O hell (hell being my word of the day).

Did I ever tell you about how my nephew showed up and "upgraded" my wife's 7+ year old computer with every Microsoft, Intel, nVidia patch he could find?

It became as useful as a brick.  After recovering all her data from the hard-drive I bought her a refurb'd Dell notebook and the old PC now sits alone as a Samba/print server for the house (running redhat).  A really nice way to put an old PC out to pasture.

"Fixes" in software are often worse than the cure.

hoser
Thursday, May 13, 2004

Hoser,

at least now when your nephew drops buy he won't have any patches to sneak onto it

"Dear Red Hat Linux user;

In accordance with our errata support policy, our final Red Hat Linux distribution, Red Hat Linux 9, has now reached end-of-life for errata maintenance.  This means that as of May 1, 2004 we will not be producing new security, bugfix, or enhancement updates for this product.
...
"

:-)

Just me (Sir to you)
Thursday, May 13, 2004

Wow... maybe I'm way out of touch, but I think every large (i.e. 250+ Windows servers, 12+ midrange, mainframe sysplexes, etc...) IT shop follows this plan on patches:

-Establish some level of how out of date the shop is willing to be (by version level (i.e. n-1) or time frame (30 days)).
-Have multiple environments to be able to apply patches and version upgrades in (at least TEST, QA, and PRODUCTION).
-Roll patches through the different environments and do additional testing at each environment (IT testing in TEST, user testing in QA, etc...).
-When rolling into PRODUCTION, do it after hours and have a plan for rolling back.

I've seen plenty of small shops that do this as well. My background is financial services (where IT is the lifeblood) and "big" IT vendors, so maybe this isn't what other industries are doing. However, this addresses the concerns about incompatibility and keeps the shop in a state that vendors are comfortable supporting.

Mark L. Smith
Thursday, May 13, 2004

Martin, you said

"
System is broken doesn't necessarily mean that OS is broken. But
              OS broken => System broken,
"

No, I don't think either direction is true.  OS broken doesn't imply the system is broken because maybe the bug only occurs under some conditions that don't occur in your system.

Maybe there is a bug when you remote login with 1024 users or something.  So technically the OS broken.  Say your system only has 10 users, then your system is not broken, and you might be wise not to patch that problem.

Roose
Thursday, May 13, 2004

Roose,

If I was the sysadmin, I would still think of my system as broken when my OS was broken, even though our local usage of the system would never cause the broken feature to show.

If I slept in a broken car and never used it for anything else than that, then I would still sleep in a broken car. And if my friend would ask me if he could borrow my car, I would not assume that he wanted to use it the way I use it, and I would tell him that it is broken, although it was OK for my usage.

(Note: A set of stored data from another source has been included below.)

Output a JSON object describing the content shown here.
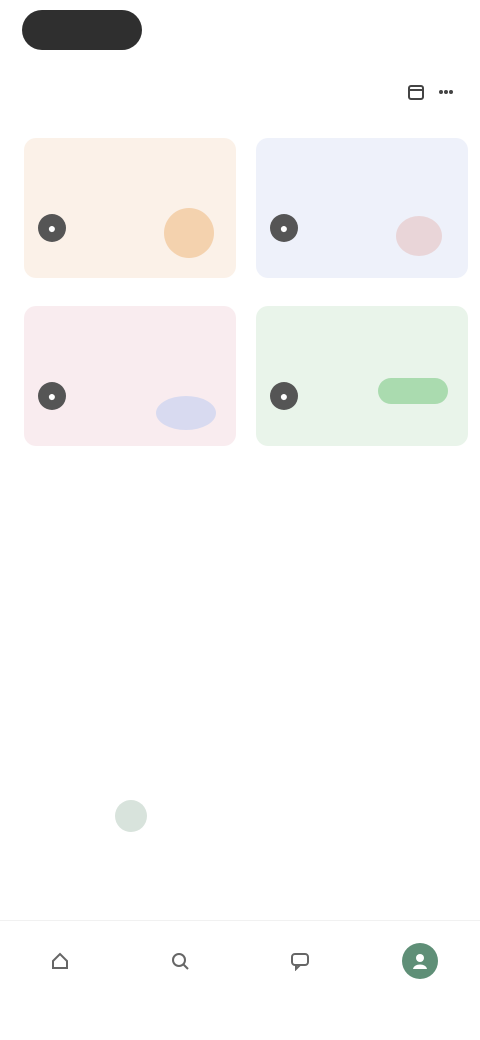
{
  "topbar": {
    "primary_button": "",
    "right_link": ""
  },
  "section": {
    "title": "",
    "filter_link": "",
    "icon_a": "calendar-icon",
    "icon_b": "more-icon"
  },
  "cards": [
    {
      "title": "",
      "subtitle": "",
      "count": "",
      "icon": "user-icon",
      "color": "#fbf1e8",
      "accent": "#f2c79b"
    },
    {
      "title": "",
      "subtitle": "",
      "count": "",
      "icon": "user-icon",
      "color": "#eef1fa",
      "accent": "#e7c9c9"
    },
    {
      "title": "",
      "subtitle": "",
      "count": "",
      "icon": "user-icon",
      "color": "#f9ecef",
      "accent": "#cfd6f0"
    },
    {
      "title": "",
      "subtitle": "",
      "count": "",
      "icon": "user-icon",
      "color": "#e9f4ea",
      "accent": "#9fd6a5"
    }
  ],
  "calendar": {
    "month": "",
    "weekdays": [
      "",
      "",
      "",
      "",
      "",
      "",
      ""
    ],
    "weeks": [
      [
        "",
        "",
        "",
        "",
        "",
        "",
        ""
      ],
      [
        "",
        "",
        "",
        "",
        "",
        "",
        ""
      ],
      [
        "",
        "",
        "",
        "",
        "",
        "",
        ""
      ],
      [
        "",
        "",
        "",
        "",
        "",
        "",
        ""
      ],
      [
        "",
        "",
        "",
        "",
        "",
        "",
        ""
      ],
      [
        "",
        "",
        "",
        "",
        "",
        "",
        ""
      ]
    ],
    "highlight": "#d8e3dc"
  },
  "bottom_nav": {
    "hint": "",
    "items": [
      {
        "label": "",
        "icon": "home-icon"
      },
      {
        "label": "",
        "icon": "search-icon"
      },
      {
        "label": "",
        "icon": "chat-icon"
      },
      {
        "label": "",
        "icon": "profile-icon"
      }
    ],
    "active_index": 3,
    "accent": "#5f8f77"
  }
}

But I think I hear what you (all of you) are saying:
Systems are complex, and tend to be in a kind of solid state - introducing changes/patches might change this solid state in an unwanted way, so there has to be a good reason for the change.

Thanks for the answers.

Martin A. Bøgelund
Thursday, May 13, 2004

Just Sir (me to you),

Actually, it was RH 8 that I stuck on it.  Its not exposed to the external network, and I stuck the latest Samba release on it - since that's what it's purpose in life is right now.  There was one bug on the prior samba release which made windows boxen think that the server didn't know how to handle long file names.  Anyhow, that's fixed.

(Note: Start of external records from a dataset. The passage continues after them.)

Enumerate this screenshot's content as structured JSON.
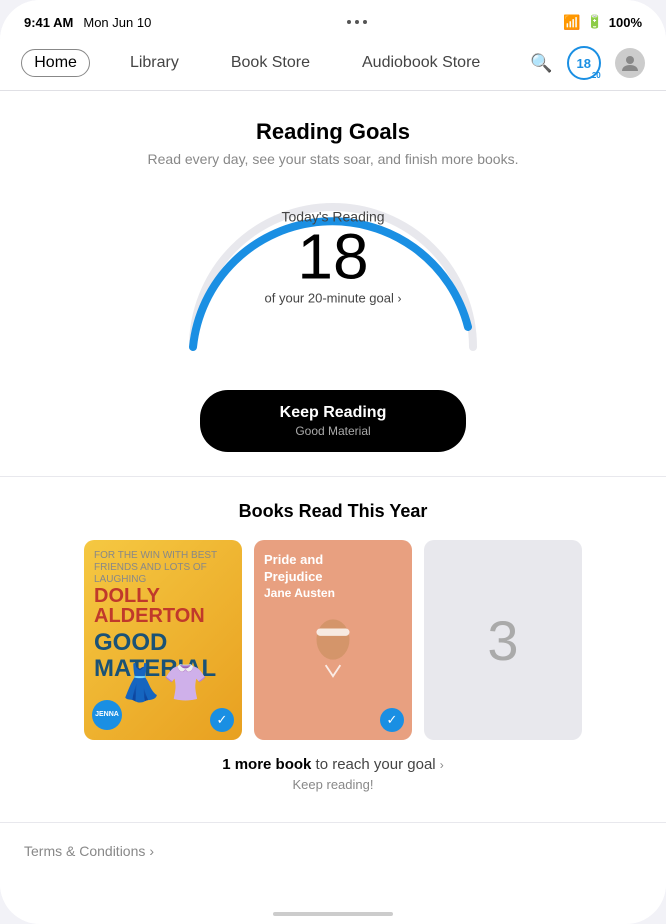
{
  "status": {
    "time": "9:41 AM",
    "date": "Mon Jun 10",
    "wifi": "▲",
    "battery_pct": "100%"
  },
  "nav": {
    "items": [
      {
        "label": "Home",
        "active": true
      },
      {
        "label": "Library",
        "active": false
      },
      {
        "label": "Book Store",
        "active": false
      },
      {
        "label": "Audiobook Store",
        "active": false
      }
    ],
    "badge_number": "18",
    "badge_sub": "20"
  },
  "reading_goals": {
    "title": "Reading Goals",
    "subtitle": "Read every day, see your stats soar, and finish more books.",
    "todays_reading_label": "Today's Reading",
    "minutes": "18",
    "goal_text": "of your 20-minute goal",
    "keep_reading_label": "Keep Reading",
    "keep_reading_book": "Good Material",
    "gauge_percent": 90
  },
  "books_section": {
    "title": "Books Read This Year",
    "books": [
      {
        "id": "good-material",
        "author_line1": "DOLLY",
        "author_line2": "ALDERTON",
        "title_line1": "GOOD",
        "title_line2": "MATERIAL",
        "badge_text": "JENNA",
        "has_check": true
      },
      {
        "id": "pride-prejudice",
        "title": "Pride and\nPrejudice",
        "author": "Jane Austen",
        "has_check": true
      },
      {
        "id": "placeholder",
        "number": "3",
        "has_check": false
      }
    ],
    "goal_message_part1": "1 more book",
    "goal_message_part2": " to reach your goal",
    "keep_reading_hint": "Keep reading!"
  },
  "footer": {
    "terms_label": "Terms & Conditions",
    "chevron": "›"
  }
}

There are some things you just want to set up and never touch again.  I don't expect that I'll upgrade anything else on that box before it becomes scrap.

hoser
Thursday, May 13, 2004

Well you have a sense of Not broke = Perfect. Others have the feeling that Not broke = 90% fit for the job. (Probably lower.)

Peter Monsson
Thursday, May 13, 2004

Hoser,

I also am still on RedHat 9 with no intention to change.

Just me (Sir to you)
Friday, May 14, 2004

Martin,

according to that reasoning all your systems are perpetually broken, and in the best case you keep on finding out every day about just how broken they were the day before.

Just me (Sir to you)
Friday, May 14, 2004

Just me,

Yes!

If it was possible to make non-broken systems, we wouldn't have human sysadmins. We would have these perfect, non-broken systems to act as sysadmins, and the days of worms, crashes and bugs would be over.

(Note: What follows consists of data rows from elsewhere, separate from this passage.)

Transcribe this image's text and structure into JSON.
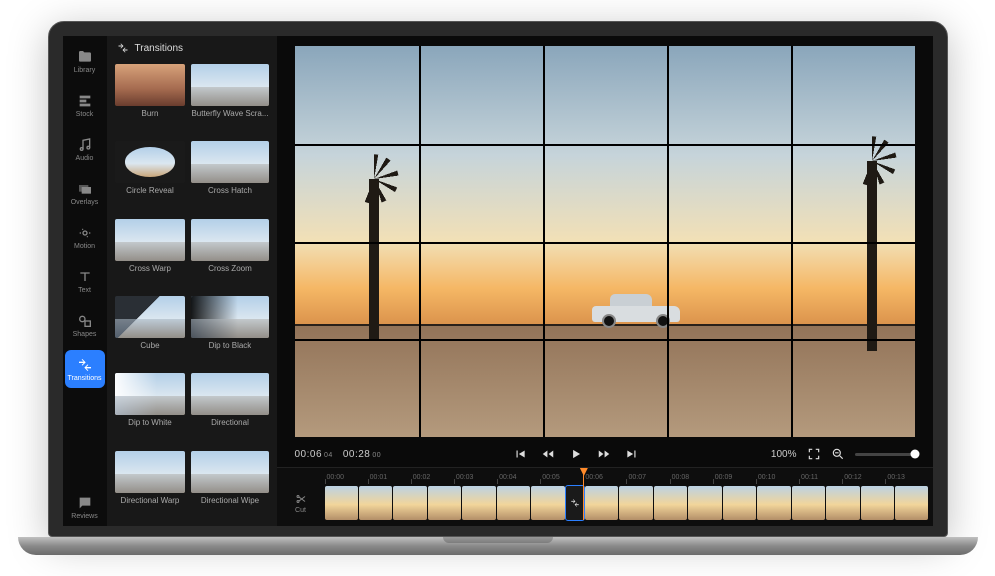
{
  "nav": {
    "items": [
      {
        "label": "Library"
      },
      {
        "label": "Stock"
      },
      {
        "label": "Audio"
      },
      {
        "label": "Overlays"
      },
      {
        "label": "Motion"
      },
      {
        "label": "Text"
      },
      {
        "label": "Shapes"
      },
      {
        "label": "Transitions"
      }
    ],
    "footer": {
      "label": "Reviews"
    },
    "active_index": 7
  },
  "panel": {
    "title": "Transitions",
    "items": [
      "Burn",
      "Butterfly Wave Scra...",
      "Circle Reveal",
      "Cross Hatch",
      "Cross Warp",
      "Cross Zoom",
      "Cube",
      "Dip to Black",
      "Dip to White",
      "Directional",
      "Directional Warp",
      "Directional Wipe"
    ]
  },
  "playback": {
    "current": "00:06",
    "current_frames": "04",
    "total": "00:28",
    "total_frames": "00",
    "zoom": "100%"
  },
  "timeline": {
    "cut_label": "Cut",
    "ticks": [
      "00:00",
      "00:01",
      "00:02",
      "00:03",
      "00:04",
      "00:05",
      "00:06",
      "00:07",
      "00:08",
      "00:09",
      "00:10",
      "00:11",
      "00:12",
      "00:13"
    ],
    "playhead_tick_index": 6,
    "clip_count": 17,
    "transition_at_clip": 7
  },
  "colors": {
    "accent": "#2b7fff",
    "playhead": "#ff8a2a"
  }
}
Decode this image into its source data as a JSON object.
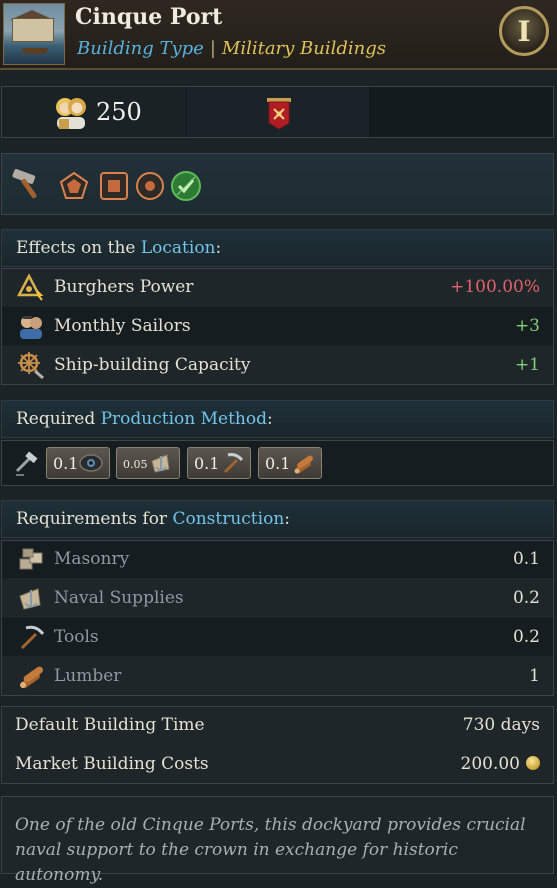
{
  "header": {
    "title": "Cinque Port",
    "building_type_label": "Building Type",
    "separator": "|",
    "category": "Military Buildings",
    "info_button_label": "I"
  },
  "population": {
    "value": "250",
    "icon": "burghers-pop-icon",
    "estate_icon": "banner-icon"
  },
  "category_icons": [
    "hammer-icon",
    "pentagon-icon",
    "square-icon",
    "circle-icon",
    "check-icon"
  ],
  "effects": {
    "header_prefix": "Effects on the",
    "header_highlight": "Location",
    "header_suffix": ":",
    "items": [
      {
        "label": "Burghers Power",
        "value": "+100.00%",
        "icon": "burghers-power-icon",
        "color": "#e2626b"
      },
      {
        "label": "Monthly Sailors",
        "value": "+3",
        "icon": "sailors-icon",
        "color": "#7fd17a"
      },
      {
        "label": "Ship-building Capacity",
        "value": "+1",
        "icon": "ship-wheel-icon",
        "color": "#7fd17a"
      }
    ]
  },
  "production": {
    "header_prefix": "Required",
    "header_highlight": "Production Method",
    "header_suffix": ":",
    "method_icon": "hammer-method-icon",
    "inputs": [
      {
        "amount": "0.1",
        "icon": "eye-goods-icon"
      },
      {
        "amount": "0.05",
        "icon": "naval-supplies-icon"
      },
      {
        "amount": "0.1",
        "icon": "tools-icon"
      },
      {
        "amount": "0.1",
        "icon": "lumber-icon"
      }
    ]
  },
  "construction": {
    "header_prefix": "Requirements for",
    "header_highlight": "Construction",
    "header_suffix": ":",
    "items": [
      {
        "label": "Masonry",
        "value": "0.1",
        "icon": "masonry-icon"
      },
      {
        "label": "Naval Supplies",
        "value": "0.2",
        "icon": "naval-supplies-icon"
      },
      {
        "label": "Tools",
        "value": "0.2",
        "icon": "tools-icon"
      },
      {
        "label": "Lumber",
        "value": "1",
        "icon": "lumber-icon"
      }
    ]
  },
  "info": {
    "build_time_label": "Default Building Time",
    "build_time_value": "730 days",
    "cost_label": "Market Building Costs",
    "cost_value": "200.00",
    "cost_icon": "gold-coin-icon"
  },
  "description": "One of the old Cinque Ports, this dockyard provides crucial naval support to the crown in exchange for historic autonomy."
}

But accepting a non-perfect world does not mean accepting sub-optimality, status quo, or even resignation. Not for me, at least.

One thing I've also learned from the answers posted, is that it is important to put the word "broken" in relation to the tasks the system must solve, and the degree of brokenness measured against the degree of stability the system has now.

So for me, "less broken" is still better than "more broken".